По высокой травинке у входа в шалаш взбиралась вверх божья коровка. Лезла упорно, бесстрашно… Старики загляделись на нее. Коровка долезла до самого верха, покачалась на макушке, расправила крылышки и полетела как-то боком над травами.
— Вот и прожили мы свою жизнь, — негромко сказал городской старик. Анисим вздрогнул: до странного показалась знакомой эта фраза. Не фраза сама, а то, как она была сказана: так говорил отец, когда задумывался, — с еле уловимой усмешкой, с легким удивлением. Дальше он еще сказал бы: «Мать твою так-то». Ласково.
— Не грустно, земляк?
— Грусти не грусти — што толку?
— Што-то должно помогать человеку в такое время?
— У тебя болит, што ль, чего?
— Душа. Немного. Жалко… не нажился, не устал. Не готов, так сказать.
— Хэх!.. Да разве ж когда наживесся? Кому охота в ее, матушку, ложиться.
— Есть же самоубийцы…
— Это хворые. Бывает: надорвется человек, с виду вроде ничего ишо, а снутри не жилец. Пристал.

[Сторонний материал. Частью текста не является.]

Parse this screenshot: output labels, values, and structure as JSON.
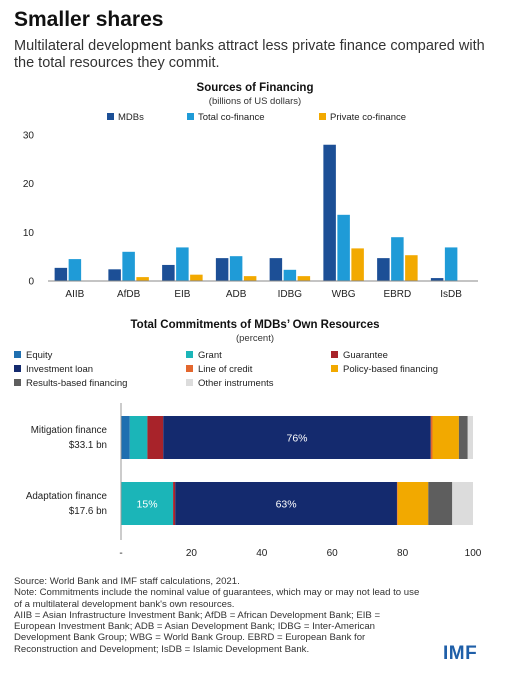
{
  "headline": "Smaller shares",
  "subheadline": "Multilateral development banks attract less private finance compared with the total resources they commit.",
  "chart_data": [
    {
      "type": "bar",
      "title": "Sources of Financing",
      "subtitle": "(billions of US dollars)",
      "categories": [
        "AIIB",
        "AfDB",
        "EIB",
        "ADB",
        "IDBG",
        "WBG",
        "EBRD",
        "IsDB"
      ],
      "series": [
        {
          "name": "MDBs",
          "color": "#1c4f96",
          "values": [
            2.7,
            2.4,
            3.3,
            4.7,
            4.7,
            28.0,
            4.7,
            0.6
          ]
        },
        {
          "name": "Total co-finance",
          "color": "#1f9bd7",
          "values": [
            4.5,
            6.0,
            6.9,
            5.1,
            2.3,
            13.6,
            9.0,
            6.9
          ]
        },
        {
          "name": "Private co-finance",
          "color": "#f2a900",
          "values": [
            0.0,
            0.8,
            1.3,
            1.0,
            1.0,
            6.7,
            5.3,
            0.0
          ]
        }
      ],
      "ylim": [
        0,
        30
      ],
      "yticks": [
        0,
        10,
        20,
        30
      ],
      "xlabel": "",
      "ylabel": "",
      "grid": false,
      "legend_position": "top"
    },
    {
      "type": "bar",
      "stacked": true,
      "orientation": "horizontal",
      "title": "Total Commitments of MDBs’ Own Resources",
      "subtitle": "(percent)",
      "categories": [
        {
          "name": "Mitigation finance",
          "amount": "$33.1 bn"
        },
        {
          "name": "Adaptation finance",
          "amount": "$17.6 bn"
        }
      ],
      "series": [
        {
          "name": "Equity",
          "color": "#1f6fb0",
          "values": [
            2.5,
            0.0
          ]
        },
        {
          "name": "Grant",
          "color": "#1bb5b8",
          "values": [
            5.0,
            14.8
          ]
        },
        {
          "name": "Guarantee",
          "color": "#a8232a",
          "values": [
            4.5,
            0.6
          ]
        },
        {
          "name": "Investment loan",
          "color": "#142a6e",
          "values": [
            76.0,
            63.0
          ]
        },
        {
          "name": "Line of credit",
          "color": "#e3672e",
          "values": [
            0.5,
            0.2
          ]
        },
        {
          "name": "Policy-based financing",
          "color": "#f2a900",
          "values": [
            7.5,
            8.7
          ]
        },
        {
          "name": "Results-based financing",
          "color": "#5e5e5e",
          "values": [
            2.5,
            6.8
          ]
        },
        {
          "name": "Other instruments",
          "color": "#dcdcdc",
          "values": [
            1.5,
            5.9
          ]
        }
      ],
      "data_labels": [
        {
          "category": 0,
          "series": 3,
          "text": "76%"
        },
        {
          "category": 1,
          "series": 1,
          "text": "15%"
        },
        {
          "category": 1,
          "series": 3,
          "text": "63%"
        }
      ],
      "xlim": [
        0,
        100
      ],
      "xticks": [
        "-",
        "20",
        "40",
        "60",
        "80",
        "100"
      ],
      "grid": false,
      "legend_position": "top"
    }
  ],
  "footnote": {
    "source": "Source: World Bank and IMF staff calculations, 2021.",
    "note": "Note: Commitments include the nominal value of guarantees, which may or may not lead to use of a multilateral development bank's own resources.",
    "abbreviations": "AIIB = Asian Infrastructure Investment Bank; AfDB = African Development Bank; EIB = European Investment Bank; ADB = Asian Development Bank; IDBG = Inter-American Development Bank Group; WBG = World Bank Group. EBRD = European Bank for Reconstruction and Development; IsDB = Islamic Development Bank."
  },
  "logo": "IMF"
}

— И не додумал чего-то… А сам понимаю, глупо: что отпущено было, давно все додумал. — Городской помолчал. — Жалко покоя вот этого… Суетился много. Но место надо уступать. А?

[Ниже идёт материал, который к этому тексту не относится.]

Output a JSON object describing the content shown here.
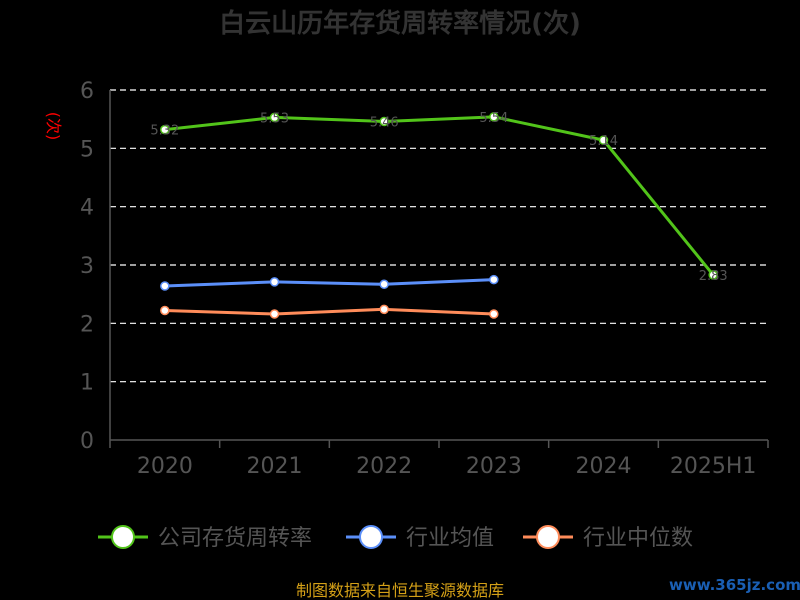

— А так бы и пристроился где-нибудь, чтоб и забыли про тебя, и так бы лет двести! А? — Старик засмеялся весело. Что-то опять до беспокойства знакомое проскользнуло в нем — в смехе. — Чтоб так и осталось все. А?
— Надоест, поди.
— Да вот все никак не надоест!
— А ты зараньше не думай про ее — не будешь страшиться. А придет — ну придет… Сколько там похвораешь! В неделю люди сворачиваются.
— Да.
— Ты вот вперед загадываешь, а я беспречь назад оглядываюсь — тоже плохо. Расстройство одно.
— Вспоминаешь?
— Но.
— Это хорошо.
— Хорошо, а все душу тревожишь. Зачем?
— Нет, это хорошо. Что же вспоминается? Детство?
— Больше — детство.
— Расскажи чего-нибудь! Хулиганили?
— Брат у меня был, Гринька, — тот прокуда был. — Анисим улыбнулся, вспомнив. — Откуда чево бралось!.. И на войне-то, наверно, вперед других выскочил…
— Что же он вытворял? — живо заинтересовался городской старик. — Расскажи-ка… Пожалуйста, пока отдыхаешь.
— Хэх!.. — Анисим покачал головой, долго молчал. — Шельма был… Один раз поймал нас у себя в огороде сосед наш, Егор Чалышев, ну, выпорол. За дело, конечно: не пакости. Арбузишки-то зеленые ишо, мы их больше портили, чем ели. Ночью-то не видно: об коленку ево — куснешь, зеленый — в сторону. Да. Выпорол с сердцем. Потом ишо отец добавил. Гриньку злость взяла. И чево придумал: взял пузырь свинячий — свинью тогда как раз резали, — растер ево в золе… Знаешь, как пузыри-то делают?
— Знаю.
— Вот. Высушил, надул, нарисовал на ем морду страшенную… Анисим засмеялся. — Где он такую харю видал?.. Ну, дождались мы ночи, подкрались тихонько к Егору на крыльцо, привязали за веревочку к верхнему косяку пузырь тот… Утром Егор открыл дверь-то — и на улицу выходит, — а ему прям в лицо харя-то эта глянула… Мужик чуть в штаны не наворотил. Захлопнул дверь, да в избу. Да давай в трубу орать: «Караул! У меня черт на крыльце!»
Городской старик громко захохотал. До слез досмеялся…
— Трухнул мужичок. А? Ха-ха!..
— Да, так Егора потом и звали: «Егорка, черт на крыльце».
А раз-мы уж побольше были — на покосе тоже… Миколай Рогодин — хитрый был мужик, охотник до чужого — и говорит вечером: «Гринька, — говорит, — подседлай какого-нибудь коня, хошь моева, дуй в деревню, насшибай кур у кого-нибудь. Курятинки охота». Гринька недолго думая подседлал коня — и в деревню. Через недолго время привозит пяток кур с открученными головами. Мы все радешеньки. Заварили их тут же… Ну и умели в охотку. А Миколай ел да прихваливал: молодец, мол, Гринька! А Гринька ему: «Ешь, дядя Миколай! Ешь, как своих».
Оба старика от души посмеялись. Городской закурил.
— Поматерился же он потом!.. А што сделаешь — сам послал.
— Да… — Городской старик вытер глаза. Задумался.
Долго молчали, думая каждый свое. А жизнь за шалашом все звенела, накалялась, все отрешеннее и непостижимее обнажала свою красу под солнцем.